2Co 10:5 derribando argumentos y toda altivez que se levanta contra el conocimiento de Dios, y llevando cautivo todo pensamiento a la obediencia a Cristo,
derribando (kathairountes): arrojar al suelo, demoler y derribar con fuerza.
argumentos (logismous): azonamiento, pensamiento (relacionado con logizomai, contar, tener en cuenta). La palabra sugiere la contemplación de acciones como un resultado del veredicto de la conciencia.
Hoy día mas que nunca las doctrinas fundamentales son atadas en los medios masivos de comunicación poniendo en duda la veracidad de la Palabra de Dios, sugiriendo perspectivas humas actuales tales como el humanismo y el relativismo como opción para formas los paradigmas de las personas.
Lastimosamente en la mayoría de los casos no se demanda razón de la esperanza que hay en nosotros, la cual responderíamos con mansedumbre y templanza. Mas bien los ataques son frontales, despiadadas y aun desleales contra la Palabra de Dios y contra Dios mismo.

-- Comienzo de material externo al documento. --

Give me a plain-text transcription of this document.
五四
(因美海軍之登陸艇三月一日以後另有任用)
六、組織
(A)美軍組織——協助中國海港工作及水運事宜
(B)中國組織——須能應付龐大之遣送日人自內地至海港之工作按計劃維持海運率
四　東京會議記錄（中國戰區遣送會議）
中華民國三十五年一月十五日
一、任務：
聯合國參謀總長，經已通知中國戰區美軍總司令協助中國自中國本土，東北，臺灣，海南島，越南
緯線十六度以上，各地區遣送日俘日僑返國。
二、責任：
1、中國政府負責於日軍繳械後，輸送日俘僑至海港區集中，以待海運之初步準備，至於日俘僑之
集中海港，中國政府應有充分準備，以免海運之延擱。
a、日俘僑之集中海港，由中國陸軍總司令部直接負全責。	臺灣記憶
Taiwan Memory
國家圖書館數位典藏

Cuando se llega a ese punto no queda otra cosa que responder al necio como se merece.
Puede fijarse en dureza con que Pablo trato a judaizantes diciéndoles «ojala se mutilasen los que os perturban», ven como en ese caso no hubo mansedumbre y templanza, mas una acción dura por que no había mas que hace contra las personas que atacaban la sana doctrina.
Nos compete a todos como hijos de Dios derribar argumentos y toda altivez que se levante contra el conocimiento de Dios.
Dios tiene la verdad, El es la verdad.
La validez es una propiedad que tienen los argumentos cuando las premisas implican la conclusión. Si la conclusión es una consecuencia lógica de las premisas, se dice que el argumento es deductivamente válido.
Jn 14:6 Jesús le dijo: Yo soy el camino, y la verdad, y la vida; nadie viene al Padre, sino por mí.
Defendamos la verdad, la Palabra de Dios nos llama a contender ardientemente por la fe (el conjunto de nuestras doctrinas).